3. Dana yang tersedia besar

Pelaku usaha wajib mengetahui cara mengelola keuangan yang tepat demi kelangsungan bisnis yang mereka jalankan. Pasalnya, semakin sehat keuangan perusahaan, maka semakin lancar pula bisnisnya.

Tak bisa dipungkiri kalau banyak usaha yang terpaksa harus gulung tikar lantaran tidak bisa mengelola keuangan dengan baik, salah satunya dengan mengeluarkan dana untuk keperluan yang tidak terlalu penting.

Misal, kamu menggelontorkan dana besar dengan membeli kendaraan untuk pengiriman barang, padahal kamu masih bisa menyewa kendaraan dan mengalokasikan dana tersebut untuk keperluan yang lebih penting.

Oleh karena itu, Pintek ingin berbagi tips mengelola keuangan yang sehat untuk kelangsungan bisnis UKM dari financial expert, Aulia Akbar CFP®, AEPP®.

Baca Juga: Cara Mudah Mendapatkan Uang Puluhan Juta Rupiah dalam Setahun!

Masalah keuangan UKM

Masalah keuangan UKM

Menurut Akbar yang dihubungi oleh tim Pintek melalui sambungan telepon mengatakan kalau masalah keuangan utama dari pelaku usaha yaitu tidak memiliki pencatatan keuangan yang baik.

“Tak sedikit UKM yang masih mencampur keuangan pribadi dengan bisnis. Padahal hal itu sangat berisiko membuat masalah untuk bisnis dan keuangan pribadinya ke depan,” ujar Akbar.

Pasalnya tujuan utama mengelola keuangan dengan bijak adalah untuk mengetahui apakah keuangan kamu sehat atau tidak, baik keuangan pribadi maupun bisnis.

Dengan memiliki keuangan yang sehat, maka secara otomatis bisnis juga akan berjalan dengan cepat dan hasil yang didapatkan juga tentu saja lebih maksimal.

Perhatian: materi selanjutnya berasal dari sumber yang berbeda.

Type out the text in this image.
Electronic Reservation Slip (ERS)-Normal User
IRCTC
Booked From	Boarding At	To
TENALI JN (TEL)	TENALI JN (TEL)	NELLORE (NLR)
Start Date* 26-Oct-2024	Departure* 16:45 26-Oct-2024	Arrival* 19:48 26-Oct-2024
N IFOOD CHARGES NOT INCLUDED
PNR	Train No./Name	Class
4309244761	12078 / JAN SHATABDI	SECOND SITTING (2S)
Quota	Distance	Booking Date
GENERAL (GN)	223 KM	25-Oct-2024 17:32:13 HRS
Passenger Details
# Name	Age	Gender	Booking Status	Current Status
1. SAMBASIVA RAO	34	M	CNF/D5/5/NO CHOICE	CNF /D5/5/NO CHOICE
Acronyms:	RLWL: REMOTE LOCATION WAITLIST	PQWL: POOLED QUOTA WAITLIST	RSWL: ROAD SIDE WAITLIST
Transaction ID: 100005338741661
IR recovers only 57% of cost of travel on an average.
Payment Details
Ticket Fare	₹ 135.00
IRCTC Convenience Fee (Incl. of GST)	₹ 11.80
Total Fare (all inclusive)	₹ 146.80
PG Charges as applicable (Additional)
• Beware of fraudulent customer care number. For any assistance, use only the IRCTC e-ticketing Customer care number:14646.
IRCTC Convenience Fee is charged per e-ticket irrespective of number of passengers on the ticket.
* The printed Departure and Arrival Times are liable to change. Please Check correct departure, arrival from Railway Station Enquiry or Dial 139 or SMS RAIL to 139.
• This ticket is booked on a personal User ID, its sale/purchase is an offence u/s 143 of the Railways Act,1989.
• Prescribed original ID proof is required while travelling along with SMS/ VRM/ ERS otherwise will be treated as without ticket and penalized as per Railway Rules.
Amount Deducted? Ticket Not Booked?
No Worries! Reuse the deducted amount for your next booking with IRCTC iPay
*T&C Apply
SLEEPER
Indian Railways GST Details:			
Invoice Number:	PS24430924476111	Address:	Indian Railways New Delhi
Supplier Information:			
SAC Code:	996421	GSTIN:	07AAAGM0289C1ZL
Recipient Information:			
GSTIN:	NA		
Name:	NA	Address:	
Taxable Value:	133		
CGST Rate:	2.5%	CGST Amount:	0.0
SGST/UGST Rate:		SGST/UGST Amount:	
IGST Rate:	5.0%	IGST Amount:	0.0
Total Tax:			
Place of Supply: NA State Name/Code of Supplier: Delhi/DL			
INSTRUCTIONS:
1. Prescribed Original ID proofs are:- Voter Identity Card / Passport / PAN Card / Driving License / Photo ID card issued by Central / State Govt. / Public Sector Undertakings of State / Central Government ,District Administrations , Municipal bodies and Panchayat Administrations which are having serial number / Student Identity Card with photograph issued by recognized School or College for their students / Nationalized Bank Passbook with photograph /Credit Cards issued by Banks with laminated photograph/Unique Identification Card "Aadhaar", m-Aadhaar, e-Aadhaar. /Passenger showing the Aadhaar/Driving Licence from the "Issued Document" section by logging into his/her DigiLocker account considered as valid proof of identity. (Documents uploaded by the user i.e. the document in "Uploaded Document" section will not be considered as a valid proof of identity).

“Bisnis adalah investasi dan investasi itu sifatnya tidak pasti. Disisi lain, investasi juga erat kaitan dengan risiko. Jadi investasi di bisnis itu memang risikonya besar. Oleh karena itu, pentingnya pelaku usaha memiliki keuangan yang sehat,” ungkap pria yang mengawali karirnya sebagai hubungan masyarakat di industri media.

Lebih lanjut Akbar juga menyampaikan bahwa tujuan bisnis adalah untuk mendapatkan keuntungan. Jadi jangan sampai uang pribadi kamu habis untuk menutupi kerugian dari bisnis.

Cara mengelola keuangan yang tepat

Cara mengelola keuangan yang tepat

Ada beberapa hal yang perlu dilakukan oleh para UKM untuk memiliki keuangan yang sehat. Sederhana, tujuannya agar bisnis yang dijalani dapat terus berkembang.

1. Pastikan keuangan pribadi sehat

Menurut Akbar, sebelum terjun berbisnis kamu harus memastikan kalau keuangan pribadi sudah sehat yaitu dengan menyiapkan dana darurat sebesar dua kali dari pengeluaran tahunan.

“Untuk mulai bisnis harus memiliki dua kali dana tahunan. Tujuannya yaitu untuk mencegah atau mengatasi tekanan ekonomi di beberapa tahun ke depan. Jadi keamanan pribadi harus ada dulu baru mulai bisnis,” ungkap Akbar.

Tak hanya biaya hidup sehari-hari, kamu juga harus menghitung pengeluaran untuk yang sifatnya abnormal seperti biaya kesehatan hingga biaya pendidikan yang memang terus mengalami kenaikan setiap tahunnya.

2. Pisahkan rekening pribadi dengan bisnis

Jika sudah memiliki dana darurat untuk pribadi, selanjutnya yaitu dengan memisahkan rekening pribadi dan bisnis. Pasalnya apabila keuangan disatukan, kamu jadi tidak bisa membedakan pemasukan antara bisnis dengan pribadi.

“Tujuannya agar kamu dapat mengetahui kemana saja uang yang sudah dikeluarkan. Balik lagi, dana pribadi adalah simpanan untuk keperluan sehari-hari selama beberapa tahun ke depan,” ujar pria yang sudah memiliki sertifikat dari Financial Planning Standard Board (FPSB).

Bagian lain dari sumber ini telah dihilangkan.